Ayaneru mulai terlihat murung dan terdiam selama beberapa saat. Hal ini tentu saja membuat Reo merasa bersalah. Hingga akhirnya Reo mulai merubah keputusannya karena merasa tak tega melihat Ayaneru.


"Baiklah. Kamu boleh bekerja. Tapi ada syaratnya ..." ucap Reo akhirnya mulai luluh.

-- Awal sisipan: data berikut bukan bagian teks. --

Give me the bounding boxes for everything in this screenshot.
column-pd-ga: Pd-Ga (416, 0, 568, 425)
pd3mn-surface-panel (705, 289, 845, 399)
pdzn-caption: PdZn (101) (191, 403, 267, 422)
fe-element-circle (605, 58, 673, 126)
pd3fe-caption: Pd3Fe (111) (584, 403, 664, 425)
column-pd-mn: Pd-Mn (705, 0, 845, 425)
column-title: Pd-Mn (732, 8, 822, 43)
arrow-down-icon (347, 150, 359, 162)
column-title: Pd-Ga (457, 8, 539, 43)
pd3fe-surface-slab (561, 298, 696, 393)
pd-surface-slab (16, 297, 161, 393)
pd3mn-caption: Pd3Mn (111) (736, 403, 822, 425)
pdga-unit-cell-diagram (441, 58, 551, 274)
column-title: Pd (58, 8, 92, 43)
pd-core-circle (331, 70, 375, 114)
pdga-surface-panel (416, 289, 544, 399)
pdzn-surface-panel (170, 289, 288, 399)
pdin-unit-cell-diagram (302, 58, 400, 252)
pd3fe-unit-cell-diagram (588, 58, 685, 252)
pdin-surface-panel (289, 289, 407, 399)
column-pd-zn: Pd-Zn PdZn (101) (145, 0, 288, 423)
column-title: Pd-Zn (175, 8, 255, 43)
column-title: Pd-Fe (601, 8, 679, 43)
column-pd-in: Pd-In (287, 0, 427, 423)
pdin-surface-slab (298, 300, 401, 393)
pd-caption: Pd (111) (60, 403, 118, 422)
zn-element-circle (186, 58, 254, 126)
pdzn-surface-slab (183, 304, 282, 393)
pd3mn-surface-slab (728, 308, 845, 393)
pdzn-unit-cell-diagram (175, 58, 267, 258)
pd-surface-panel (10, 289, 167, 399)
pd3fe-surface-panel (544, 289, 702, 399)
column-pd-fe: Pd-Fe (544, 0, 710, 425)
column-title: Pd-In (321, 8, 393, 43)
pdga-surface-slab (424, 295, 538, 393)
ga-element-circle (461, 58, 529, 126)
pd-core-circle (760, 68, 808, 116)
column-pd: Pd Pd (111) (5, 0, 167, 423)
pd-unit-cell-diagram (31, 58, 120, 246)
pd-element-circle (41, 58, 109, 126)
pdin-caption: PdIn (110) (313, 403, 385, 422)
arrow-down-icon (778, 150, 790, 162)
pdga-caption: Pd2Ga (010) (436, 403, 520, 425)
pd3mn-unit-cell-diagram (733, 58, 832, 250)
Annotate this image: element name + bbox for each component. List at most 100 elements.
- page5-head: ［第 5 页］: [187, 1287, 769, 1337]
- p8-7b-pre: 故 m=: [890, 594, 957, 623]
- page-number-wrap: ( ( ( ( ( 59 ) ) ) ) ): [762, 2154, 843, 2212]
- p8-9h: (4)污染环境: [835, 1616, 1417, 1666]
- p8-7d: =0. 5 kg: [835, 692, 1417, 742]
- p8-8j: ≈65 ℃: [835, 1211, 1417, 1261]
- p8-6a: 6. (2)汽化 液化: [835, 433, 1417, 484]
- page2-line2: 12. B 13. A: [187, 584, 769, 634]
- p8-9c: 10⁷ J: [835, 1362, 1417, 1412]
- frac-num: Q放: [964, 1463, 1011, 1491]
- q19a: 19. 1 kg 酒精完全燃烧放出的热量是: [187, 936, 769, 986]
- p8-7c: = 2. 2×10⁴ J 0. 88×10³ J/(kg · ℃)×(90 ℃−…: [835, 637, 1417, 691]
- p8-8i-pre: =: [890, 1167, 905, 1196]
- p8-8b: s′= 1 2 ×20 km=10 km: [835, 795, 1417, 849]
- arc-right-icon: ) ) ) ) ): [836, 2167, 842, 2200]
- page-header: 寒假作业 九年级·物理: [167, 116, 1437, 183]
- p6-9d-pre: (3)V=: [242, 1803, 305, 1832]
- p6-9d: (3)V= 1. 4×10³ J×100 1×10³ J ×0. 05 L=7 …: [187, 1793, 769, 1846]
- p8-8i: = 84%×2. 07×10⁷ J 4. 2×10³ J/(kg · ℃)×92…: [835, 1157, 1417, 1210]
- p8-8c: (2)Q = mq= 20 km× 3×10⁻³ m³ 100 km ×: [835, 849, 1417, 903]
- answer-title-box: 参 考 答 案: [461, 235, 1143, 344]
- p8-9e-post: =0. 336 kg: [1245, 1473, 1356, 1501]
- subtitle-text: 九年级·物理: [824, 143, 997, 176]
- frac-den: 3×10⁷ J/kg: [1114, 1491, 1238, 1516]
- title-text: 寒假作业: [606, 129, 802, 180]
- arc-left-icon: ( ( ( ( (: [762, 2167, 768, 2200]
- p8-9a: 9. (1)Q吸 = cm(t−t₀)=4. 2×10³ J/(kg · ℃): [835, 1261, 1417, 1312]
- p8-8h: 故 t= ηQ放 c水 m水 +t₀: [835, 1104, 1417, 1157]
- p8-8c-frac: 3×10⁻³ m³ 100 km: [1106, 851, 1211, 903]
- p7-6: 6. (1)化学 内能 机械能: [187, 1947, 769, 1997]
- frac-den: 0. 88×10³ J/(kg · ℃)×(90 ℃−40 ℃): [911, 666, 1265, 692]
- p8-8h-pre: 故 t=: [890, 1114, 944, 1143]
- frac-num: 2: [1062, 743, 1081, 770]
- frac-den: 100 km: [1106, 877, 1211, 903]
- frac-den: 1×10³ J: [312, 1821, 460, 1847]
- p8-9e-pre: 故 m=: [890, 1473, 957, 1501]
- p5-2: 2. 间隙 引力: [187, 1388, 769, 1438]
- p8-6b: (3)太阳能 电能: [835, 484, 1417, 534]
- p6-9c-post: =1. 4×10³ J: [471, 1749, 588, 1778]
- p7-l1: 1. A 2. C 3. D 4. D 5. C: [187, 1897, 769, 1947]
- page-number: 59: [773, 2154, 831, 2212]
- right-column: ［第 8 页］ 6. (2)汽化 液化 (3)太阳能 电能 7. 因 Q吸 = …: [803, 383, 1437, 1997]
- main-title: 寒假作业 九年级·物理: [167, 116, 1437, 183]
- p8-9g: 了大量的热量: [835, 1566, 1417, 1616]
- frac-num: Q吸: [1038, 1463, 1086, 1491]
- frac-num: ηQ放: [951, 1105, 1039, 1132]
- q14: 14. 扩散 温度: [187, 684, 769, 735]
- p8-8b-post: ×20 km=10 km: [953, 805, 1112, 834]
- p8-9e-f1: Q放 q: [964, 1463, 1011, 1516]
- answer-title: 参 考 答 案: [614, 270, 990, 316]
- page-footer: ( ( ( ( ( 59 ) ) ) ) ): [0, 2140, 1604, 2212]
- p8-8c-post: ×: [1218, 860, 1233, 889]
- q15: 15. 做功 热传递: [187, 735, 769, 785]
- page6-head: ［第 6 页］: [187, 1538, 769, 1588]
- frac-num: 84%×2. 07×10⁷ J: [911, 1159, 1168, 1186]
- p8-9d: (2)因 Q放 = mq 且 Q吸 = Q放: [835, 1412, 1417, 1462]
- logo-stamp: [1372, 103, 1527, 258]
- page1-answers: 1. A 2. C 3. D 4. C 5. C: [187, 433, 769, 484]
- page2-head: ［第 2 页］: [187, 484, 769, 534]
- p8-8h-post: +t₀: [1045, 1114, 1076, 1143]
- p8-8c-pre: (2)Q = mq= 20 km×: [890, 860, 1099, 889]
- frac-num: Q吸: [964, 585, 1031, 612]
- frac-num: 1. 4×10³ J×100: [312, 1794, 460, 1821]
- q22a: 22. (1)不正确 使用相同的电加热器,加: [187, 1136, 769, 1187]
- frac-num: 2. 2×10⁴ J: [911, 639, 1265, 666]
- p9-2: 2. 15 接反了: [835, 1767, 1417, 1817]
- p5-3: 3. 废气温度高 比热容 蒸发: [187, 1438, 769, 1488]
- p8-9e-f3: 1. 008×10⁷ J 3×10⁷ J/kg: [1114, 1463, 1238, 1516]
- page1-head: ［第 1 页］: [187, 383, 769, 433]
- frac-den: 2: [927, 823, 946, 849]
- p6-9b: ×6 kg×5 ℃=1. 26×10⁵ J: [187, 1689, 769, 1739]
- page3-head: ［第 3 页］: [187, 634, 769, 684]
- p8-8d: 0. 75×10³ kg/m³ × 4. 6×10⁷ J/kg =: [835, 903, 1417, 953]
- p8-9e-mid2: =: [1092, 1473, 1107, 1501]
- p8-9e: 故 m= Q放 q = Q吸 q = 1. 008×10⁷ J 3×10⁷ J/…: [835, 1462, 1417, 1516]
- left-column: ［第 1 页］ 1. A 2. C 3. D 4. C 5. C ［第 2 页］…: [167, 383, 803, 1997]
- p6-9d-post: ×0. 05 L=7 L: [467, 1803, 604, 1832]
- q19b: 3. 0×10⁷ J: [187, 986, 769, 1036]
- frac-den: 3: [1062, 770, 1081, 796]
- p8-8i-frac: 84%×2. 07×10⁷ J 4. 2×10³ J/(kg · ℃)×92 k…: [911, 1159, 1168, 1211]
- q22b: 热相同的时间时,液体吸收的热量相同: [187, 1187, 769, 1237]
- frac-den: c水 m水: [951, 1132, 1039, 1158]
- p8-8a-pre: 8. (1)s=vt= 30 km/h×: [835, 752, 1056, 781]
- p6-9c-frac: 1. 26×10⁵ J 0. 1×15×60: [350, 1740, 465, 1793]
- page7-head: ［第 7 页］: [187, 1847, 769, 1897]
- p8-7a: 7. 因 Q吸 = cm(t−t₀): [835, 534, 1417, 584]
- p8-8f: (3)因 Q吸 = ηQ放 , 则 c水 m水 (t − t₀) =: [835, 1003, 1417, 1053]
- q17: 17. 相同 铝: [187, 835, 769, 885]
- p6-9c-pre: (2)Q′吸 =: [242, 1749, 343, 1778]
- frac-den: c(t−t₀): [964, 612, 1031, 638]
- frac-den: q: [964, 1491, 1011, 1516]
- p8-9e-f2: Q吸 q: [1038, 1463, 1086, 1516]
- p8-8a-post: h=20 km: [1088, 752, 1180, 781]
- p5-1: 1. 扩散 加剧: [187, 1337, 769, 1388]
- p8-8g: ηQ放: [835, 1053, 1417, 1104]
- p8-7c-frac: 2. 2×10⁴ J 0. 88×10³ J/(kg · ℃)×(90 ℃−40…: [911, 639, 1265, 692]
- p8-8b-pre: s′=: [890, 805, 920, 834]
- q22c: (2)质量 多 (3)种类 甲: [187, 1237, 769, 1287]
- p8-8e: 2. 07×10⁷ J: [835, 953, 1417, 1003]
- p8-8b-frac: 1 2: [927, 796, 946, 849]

"Hhm. Katakan padaku apa syaratnya?" tanya Ayaneru mulaj bersemangat.


"Setelah kamu hamil, di saat itulah kamu harus berhenti bekerja."


"Hhm. Baiklah! Aku setuju!" jawab Ayaneru benuh binar dan tak berpikir panjang lagi.


"Baiklah. Dan sekarang berikan sebuah ciuman pagi dulu untuk suamimu ini ..." ucap Reo mulai menunduk untuk menatap lekat wajah ayu itu.


Sepasang manik-manik Ayaneru seketika bergetar dan senyumannya membeku begitu saja. Namun karena kali ini dia yang sedang memohon kepada suaminya, akhirnya Ayaneru mulai berjinjit dan mengalungkan kedua tanganya pada leher kuat Reo.


Sebuah kecupan singkat itu terjadi, dan Ayaneru-lah yang memulainya. Namun disaat Ayaneru melepaskan kecupan singkat itu, Reo malah menahan tengkuk Ayaneru dan mulai memagut kembali bibir setipis dan semerah buah cery itu.


Sebuah ciuman intents yang begitu hangat itu kembali terjadi, sehangat sinar mentari yang mulai menyinari dunia ini.